Introduction
When implementing Windows 10 Always On VPN, eliminating single points of failure is crucial to ensuring the highest levels of productivity for mobile workers. Enabling load balancing for VPN servers in a single location can prevent outages in the event of an individual server failure, but it does not provide any geographic redundancy or failover.
Manual Failover
Entering multiple Fully Qualified Domain Names (FQDNs) is possible when creating an Always On VPN connection in Windows 10. However, this does not provide automatic failover as you might expect. The client will always connect to the first VPN server in the list and will not load balance or automatically failover to another site. To failover to another VPN server, the user must modify the settings of the VPN connection and manually select a different VPN server to connect to.
Automated Failover
To enable automatic failover and intelligent site selection, a Global Server Load Balancer (GSLB) such as the KEMP LoadMaster GEO must be deployed. Using GEO, administrators can configure VPN clients with a single FQDN for remote access connections. GEO will monitor back end VPN servers and ensure that client connections are always routed to VPN servers that are available. Administrators can further tailor GEO settings to balance connections between locations, direct all connections to a primary location and failover to another if the primary is unavailable, or route VPN connection requests to the nearest VPN server based on their location.
GEO Configuration
Note: Before configuring GEO the administrator must decide on the FQDN to be used by VPN clients. In addition, a DNS delegation must be created in public DNS to forward queries to the GEO appliance. Configuration guidance for KEMP LoadMaster GEO can be found here.
To configure GEO for Always On VPN geographic load balancing for two VPN servers in different physical locations, open the KEMP LoadMaster GEO web user interface and perform the following steps.

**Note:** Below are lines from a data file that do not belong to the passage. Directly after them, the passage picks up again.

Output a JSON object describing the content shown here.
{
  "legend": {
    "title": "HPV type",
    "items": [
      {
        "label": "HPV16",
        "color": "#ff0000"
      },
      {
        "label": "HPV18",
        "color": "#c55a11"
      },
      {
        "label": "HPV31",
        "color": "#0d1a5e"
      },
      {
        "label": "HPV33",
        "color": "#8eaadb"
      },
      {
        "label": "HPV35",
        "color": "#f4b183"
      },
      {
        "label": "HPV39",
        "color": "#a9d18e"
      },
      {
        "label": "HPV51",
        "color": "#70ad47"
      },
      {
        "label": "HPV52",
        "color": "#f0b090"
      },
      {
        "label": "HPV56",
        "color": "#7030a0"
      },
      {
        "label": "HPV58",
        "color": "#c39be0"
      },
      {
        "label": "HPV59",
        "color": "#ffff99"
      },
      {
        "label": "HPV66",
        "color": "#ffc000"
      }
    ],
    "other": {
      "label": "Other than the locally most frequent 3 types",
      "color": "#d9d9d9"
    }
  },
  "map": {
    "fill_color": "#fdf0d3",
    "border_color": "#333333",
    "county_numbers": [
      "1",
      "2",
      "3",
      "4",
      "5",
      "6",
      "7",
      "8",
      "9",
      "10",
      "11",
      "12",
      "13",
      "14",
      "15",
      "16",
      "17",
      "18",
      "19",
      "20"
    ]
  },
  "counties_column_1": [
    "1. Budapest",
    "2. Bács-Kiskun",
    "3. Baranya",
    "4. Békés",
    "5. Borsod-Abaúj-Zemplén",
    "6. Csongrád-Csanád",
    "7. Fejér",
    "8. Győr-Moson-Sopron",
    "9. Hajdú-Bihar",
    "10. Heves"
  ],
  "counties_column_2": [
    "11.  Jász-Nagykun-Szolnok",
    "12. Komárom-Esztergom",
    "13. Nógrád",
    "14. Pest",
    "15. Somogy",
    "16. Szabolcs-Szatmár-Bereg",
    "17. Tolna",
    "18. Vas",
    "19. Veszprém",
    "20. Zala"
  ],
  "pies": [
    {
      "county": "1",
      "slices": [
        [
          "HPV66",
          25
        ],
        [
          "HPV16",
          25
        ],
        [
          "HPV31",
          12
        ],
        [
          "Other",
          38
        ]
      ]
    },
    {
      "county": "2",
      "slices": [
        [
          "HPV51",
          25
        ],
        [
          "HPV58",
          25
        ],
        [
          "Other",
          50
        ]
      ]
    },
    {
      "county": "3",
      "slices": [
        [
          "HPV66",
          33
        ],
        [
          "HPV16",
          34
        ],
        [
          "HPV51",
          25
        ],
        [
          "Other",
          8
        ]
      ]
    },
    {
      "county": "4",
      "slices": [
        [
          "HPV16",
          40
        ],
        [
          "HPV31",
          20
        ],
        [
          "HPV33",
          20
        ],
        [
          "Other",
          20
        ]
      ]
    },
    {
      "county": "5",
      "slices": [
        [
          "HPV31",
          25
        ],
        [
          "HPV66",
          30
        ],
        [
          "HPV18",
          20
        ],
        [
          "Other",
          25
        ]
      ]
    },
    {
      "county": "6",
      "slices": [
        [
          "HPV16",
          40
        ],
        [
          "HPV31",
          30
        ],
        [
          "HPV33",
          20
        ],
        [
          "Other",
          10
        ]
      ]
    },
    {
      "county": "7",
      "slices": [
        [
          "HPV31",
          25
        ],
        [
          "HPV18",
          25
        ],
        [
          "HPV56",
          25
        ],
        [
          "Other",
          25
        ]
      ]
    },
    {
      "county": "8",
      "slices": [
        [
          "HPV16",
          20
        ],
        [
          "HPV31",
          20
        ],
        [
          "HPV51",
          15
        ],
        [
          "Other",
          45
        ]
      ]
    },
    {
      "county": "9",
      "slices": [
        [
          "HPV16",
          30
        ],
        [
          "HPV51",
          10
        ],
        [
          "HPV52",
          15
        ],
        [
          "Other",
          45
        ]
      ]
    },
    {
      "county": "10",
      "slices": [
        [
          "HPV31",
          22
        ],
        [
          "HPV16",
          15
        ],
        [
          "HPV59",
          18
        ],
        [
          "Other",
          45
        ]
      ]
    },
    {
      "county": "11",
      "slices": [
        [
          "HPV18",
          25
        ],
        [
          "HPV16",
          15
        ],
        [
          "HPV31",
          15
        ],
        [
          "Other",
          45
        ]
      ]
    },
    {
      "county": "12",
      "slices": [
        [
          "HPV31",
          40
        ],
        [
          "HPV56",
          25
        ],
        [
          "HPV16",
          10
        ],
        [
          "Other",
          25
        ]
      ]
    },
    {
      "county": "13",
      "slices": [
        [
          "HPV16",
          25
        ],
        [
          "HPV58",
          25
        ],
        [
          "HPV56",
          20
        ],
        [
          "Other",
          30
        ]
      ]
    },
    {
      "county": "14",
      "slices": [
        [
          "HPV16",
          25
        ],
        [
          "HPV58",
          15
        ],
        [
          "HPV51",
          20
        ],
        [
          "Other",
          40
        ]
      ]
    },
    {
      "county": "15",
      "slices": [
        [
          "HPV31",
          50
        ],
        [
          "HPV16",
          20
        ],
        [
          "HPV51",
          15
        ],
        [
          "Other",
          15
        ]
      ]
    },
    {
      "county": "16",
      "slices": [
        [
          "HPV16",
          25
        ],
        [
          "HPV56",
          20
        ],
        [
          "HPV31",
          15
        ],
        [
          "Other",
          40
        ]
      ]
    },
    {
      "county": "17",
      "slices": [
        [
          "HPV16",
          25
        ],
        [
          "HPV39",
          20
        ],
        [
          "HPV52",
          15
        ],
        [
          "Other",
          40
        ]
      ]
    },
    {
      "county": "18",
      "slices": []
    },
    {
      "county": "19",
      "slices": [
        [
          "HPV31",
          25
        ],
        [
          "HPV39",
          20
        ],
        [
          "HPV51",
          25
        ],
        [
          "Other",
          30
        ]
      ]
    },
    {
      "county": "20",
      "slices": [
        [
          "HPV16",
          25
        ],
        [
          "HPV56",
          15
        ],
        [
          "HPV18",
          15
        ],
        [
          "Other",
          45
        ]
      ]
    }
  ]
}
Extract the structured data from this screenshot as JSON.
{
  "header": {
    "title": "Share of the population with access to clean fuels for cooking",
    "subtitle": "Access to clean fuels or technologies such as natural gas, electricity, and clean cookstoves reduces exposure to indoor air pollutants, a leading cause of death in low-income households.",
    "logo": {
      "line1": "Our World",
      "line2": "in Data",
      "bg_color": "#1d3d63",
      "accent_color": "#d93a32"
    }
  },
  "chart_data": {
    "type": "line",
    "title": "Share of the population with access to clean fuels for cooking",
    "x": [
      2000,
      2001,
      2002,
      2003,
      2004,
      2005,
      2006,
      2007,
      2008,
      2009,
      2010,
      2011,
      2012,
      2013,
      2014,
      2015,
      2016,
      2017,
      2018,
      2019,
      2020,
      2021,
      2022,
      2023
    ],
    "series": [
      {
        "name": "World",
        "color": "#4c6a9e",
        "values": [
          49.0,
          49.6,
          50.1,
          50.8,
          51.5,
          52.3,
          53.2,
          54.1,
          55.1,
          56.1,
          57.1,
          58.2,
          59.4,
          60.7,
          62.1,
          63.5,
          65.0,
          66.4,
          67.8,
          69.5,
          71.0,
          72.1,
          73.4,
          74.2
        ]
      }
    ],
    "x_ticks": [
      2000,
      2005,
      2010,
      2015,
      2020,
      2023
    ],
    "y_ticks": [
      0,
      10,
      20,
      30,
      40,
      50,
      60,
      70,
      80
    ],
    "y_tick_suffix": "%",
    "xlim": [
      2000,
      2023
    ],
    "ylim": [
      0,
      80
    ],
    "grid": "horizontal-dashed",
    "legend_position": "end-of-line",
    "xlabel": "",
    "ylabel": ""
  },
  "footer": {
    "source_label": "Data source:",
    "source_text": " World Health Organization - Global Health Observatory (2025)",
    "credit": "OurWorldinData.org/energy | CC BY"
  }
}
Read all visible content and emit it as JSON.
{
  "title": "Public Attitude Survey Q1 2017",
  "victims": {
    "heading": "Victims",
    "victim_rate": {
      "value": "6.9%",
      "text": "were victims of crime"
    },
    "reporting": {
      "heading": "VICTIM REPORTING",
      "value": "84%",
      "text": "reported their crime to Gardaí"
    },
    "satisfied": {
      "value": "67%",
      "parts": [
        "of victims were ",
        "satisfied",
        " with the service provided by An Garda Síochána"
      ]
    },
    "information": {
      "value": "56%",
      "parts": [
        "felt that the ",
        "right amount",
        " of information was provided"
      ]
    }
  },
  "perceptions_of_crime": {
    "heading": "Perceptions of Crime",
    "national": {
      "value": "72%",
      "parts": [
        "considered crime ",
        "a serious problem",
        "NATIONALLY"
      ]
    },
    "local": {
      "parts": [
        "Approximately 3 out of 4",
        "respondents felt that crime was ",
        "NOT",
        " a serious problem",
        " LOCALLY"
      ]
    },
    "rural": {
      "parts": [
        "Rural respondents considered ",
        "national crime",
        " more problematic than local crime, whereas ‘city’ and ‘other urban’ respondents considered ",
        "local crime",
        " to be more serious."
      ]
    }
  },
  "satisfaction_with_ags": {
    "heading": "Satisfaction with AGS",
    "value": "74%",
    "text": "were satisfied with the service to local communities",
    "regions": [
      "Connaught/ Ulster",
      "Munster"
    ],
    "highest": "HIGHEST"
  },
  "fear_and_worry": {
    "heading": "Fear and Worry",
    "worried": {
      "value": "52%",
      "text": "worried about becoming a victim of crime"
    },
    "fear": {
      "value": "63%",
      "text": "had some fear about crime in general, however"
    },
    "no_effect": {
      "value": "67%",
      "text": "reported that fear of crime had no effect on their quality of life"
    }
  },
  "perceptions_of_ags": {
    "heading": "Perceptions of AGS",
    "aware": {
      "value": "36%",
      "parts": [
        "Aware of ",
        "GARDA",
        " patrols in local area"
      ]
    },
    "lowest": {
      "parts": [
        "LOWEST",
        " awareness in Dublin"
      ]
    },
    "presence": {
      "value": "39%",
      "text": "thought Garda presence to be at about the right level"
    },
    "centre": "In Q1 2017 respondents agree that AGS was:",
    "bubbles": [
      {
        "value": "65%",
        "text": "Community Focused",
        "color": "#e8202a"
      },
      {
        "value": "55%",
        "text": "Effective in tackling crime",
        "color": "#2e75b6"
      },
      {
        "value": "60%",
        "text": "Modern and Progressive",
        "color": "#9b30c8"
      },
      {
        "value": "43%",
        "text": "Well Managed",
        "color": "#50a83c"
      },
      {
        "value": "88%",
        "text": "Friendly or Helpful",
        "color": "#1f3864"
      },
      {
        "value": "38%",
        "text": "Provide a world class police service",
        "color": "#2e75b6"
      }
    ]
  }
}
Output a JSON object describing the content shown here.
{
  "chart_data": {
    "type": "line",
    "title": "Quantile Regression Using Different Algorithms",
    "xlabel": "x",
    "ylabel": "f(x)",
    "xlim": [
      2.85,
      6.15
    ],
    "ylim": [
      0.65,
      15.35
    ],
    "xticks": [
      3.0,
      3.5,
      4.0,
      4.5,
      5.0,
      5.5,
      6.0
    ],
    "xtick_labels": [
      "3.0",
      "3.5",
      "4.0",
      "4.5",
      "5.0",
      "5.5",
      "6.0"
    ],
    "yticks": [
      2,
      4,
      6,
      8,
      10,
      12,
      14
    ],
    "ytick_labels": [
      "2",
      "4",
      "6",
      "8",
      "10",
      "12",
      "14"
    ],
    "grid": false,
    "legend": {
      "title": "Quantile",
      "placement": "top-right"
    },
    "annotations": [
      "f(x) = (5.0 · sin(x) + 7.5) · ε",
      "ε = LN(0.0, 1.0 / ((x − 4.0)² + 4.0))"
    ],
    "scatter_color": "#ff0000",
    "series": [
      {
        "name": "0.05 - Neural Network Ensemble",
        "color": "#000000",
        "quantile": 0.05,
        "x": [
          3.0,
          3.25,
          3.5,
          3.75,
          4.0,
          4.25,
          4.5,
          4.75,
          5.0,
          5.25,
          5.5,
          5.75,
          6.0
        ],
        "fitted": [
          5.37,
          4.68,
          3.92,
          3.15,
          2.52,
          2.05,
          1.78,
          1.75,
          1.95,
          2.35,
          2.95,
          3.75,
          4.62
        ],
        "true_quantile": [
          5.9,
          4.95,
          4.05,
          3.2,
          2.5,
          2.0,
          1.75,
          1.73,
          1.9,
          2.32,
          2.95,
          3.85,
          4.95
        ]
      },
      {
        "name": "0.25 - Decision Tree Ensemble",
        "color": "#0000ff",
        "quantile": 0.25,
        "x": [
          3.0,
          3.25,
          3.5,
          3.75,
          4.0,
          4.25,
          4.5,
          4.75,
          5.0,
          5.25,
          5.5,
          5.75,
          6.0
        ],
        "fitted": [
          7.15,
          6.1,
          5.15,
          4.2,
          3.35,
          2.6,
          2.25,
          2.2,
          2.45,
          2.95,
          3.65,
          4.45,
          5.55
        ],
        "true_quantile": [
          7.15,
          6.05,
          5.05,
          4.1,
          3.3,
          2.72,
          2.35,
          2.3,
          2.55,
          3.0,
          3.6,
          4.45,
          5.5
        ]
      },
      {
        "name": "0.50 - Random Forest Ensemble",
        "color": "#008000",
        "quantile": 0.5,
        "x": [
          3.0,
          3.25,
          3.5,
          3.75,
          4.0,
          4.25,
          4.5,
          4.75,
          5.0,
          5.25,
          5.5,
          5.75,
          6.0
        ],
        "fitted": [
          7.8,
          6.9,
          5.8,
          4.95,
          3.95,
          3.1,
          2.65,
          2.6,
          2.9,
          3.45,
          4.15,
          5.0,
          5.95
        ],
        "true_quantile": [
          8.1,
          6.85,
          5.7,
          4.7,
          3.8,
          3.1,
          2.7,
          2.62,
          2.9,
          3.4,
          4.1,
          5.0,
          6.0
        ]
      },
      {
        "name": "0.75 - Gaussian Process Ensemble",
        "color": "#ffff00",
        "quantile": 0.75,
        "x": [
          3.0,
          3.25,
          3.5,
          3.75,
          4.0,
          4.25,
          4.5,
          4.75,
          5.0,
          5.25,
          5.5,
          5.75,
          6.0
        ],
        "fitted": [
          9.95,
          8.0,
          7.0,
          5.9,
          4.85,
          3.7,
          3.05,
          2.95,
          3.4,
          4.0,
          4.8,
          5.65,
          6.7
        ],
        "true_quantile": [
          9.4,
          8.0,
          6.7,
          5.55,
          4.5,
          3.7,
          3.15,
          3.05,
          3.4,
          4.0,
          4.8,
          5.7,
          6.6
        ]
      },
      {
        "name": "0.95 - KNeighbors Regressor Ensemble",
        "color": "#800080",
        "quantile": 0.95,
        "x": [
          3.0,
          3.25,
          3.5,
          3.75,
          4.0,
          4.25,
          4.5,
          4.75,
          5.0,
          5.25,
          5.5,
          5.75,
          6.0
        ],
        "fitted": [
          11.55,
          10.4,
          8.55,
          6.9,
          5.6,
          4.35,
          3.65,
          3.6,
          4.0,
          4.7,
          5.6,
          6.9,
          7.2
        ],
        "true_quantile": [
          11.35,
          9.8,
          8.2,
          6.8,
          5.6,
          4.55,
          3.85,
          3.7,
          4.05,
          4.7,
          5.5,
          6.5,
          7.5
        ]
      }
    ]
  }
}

1. Expand Global Balancing. 2. Click Manage FQDNs. 3. Enter the FQDN to be used by VPN clients. 4. Click Add FQDN
5. Choose an appropriate scheduling method from the Selection Criteria dropdown list. 6. Choose an appropriate DNS query response policy from the Public Requests dropdown list. 7. Choose an appropriate DNS query response policy from the Private Requests dropdown list. 8. Enter the public IP address of the VPN server in the New IP Address field. 9. If the KEMP GEO is part of a cluster, select the appropriate device from the Cluster dropdown list. 10. ClickAdd Address. 11. Repeat these steps for each additional VPN server as necessary.
Summary
Native Windows 10 Always On VPN connections provide no useful failover or redundancy options. To ensure that clients can connect to a VPN server that is online, KEMP GEO can be configured. This allows administrators to define a single FQDN for VPN client connections, which improves availability and provides additional deployment flexibility as well.